Jessica Pilz (Austria)
Hailing from Haag, Austria, Jessica Pilz started climbing when she was just nine years old. Now 24, she’s one of the most accomplished lead climbers in the women’s field, and she has also made finals in six Bouldering World Cups. In 2018, she won the Lead Climbing World Championship—beating Janja Garnbret on time. Like Raboutou, Pilz is both a university student and a professional athlete, and she “aims to become a role model for the next generation of climbers.” Unfortunately, Pilz fully ruptured her A-4 pulley at a Bouldering World Cup in Salt Lake City in late May—an injury that has undoubtedly forced her to balance the requirements of recovery with those of training. But it seems to have worked. She had tape on her finger during qualifiers, but climbed well, especially in lead where she finished 2nd. She was 11th and 9th in speed and bouldering.
Aleksanda Miroslaw (Poland)
Aleksanda Miroslaw is the reigning women’s speed-climbing World Champion. And she is fast. During her best heat during qualifiers, she came short of the women’s speed world record by just .01 seconds. She’d have liked that 1/100th of a second, but even without it she won first in speed, which has carried her to the final. Miroslaw is the quintessential speed specialist, but doesn’t perform at the same level on the boulders (20th in qualifiers) and the lead wall (19th).

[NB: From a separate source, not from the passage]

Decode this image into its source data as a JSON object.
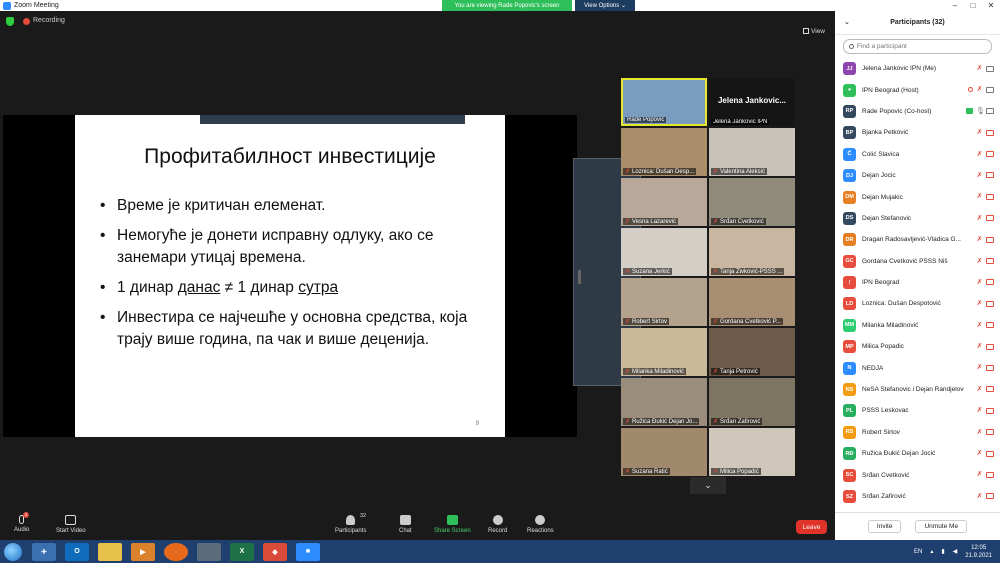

To medal, she’ll need to win speed and then make some gains in the non-speed events.
Anouck Jaubert (France)
Anouck Jaubert is a 27-year-old speed specialist from Grenoble, France. She has appeared on dozens of World Cup podiums as a speed climber, and she earned her spot on the French team after an 11th place finish in the combined event at the 2019 World Championships in Hachioji, China. In the speed round of the Olympic qualifier, Jaubert posted a time of 7.12 seconds, second only to Miroslaw. Jaubert followed up this strong speed performance by placing 13th in bouldering and 15th in lead. We’ll expect a battle between Miroslaw and Jaubert for the speed title in finals—and with it the chance to podium.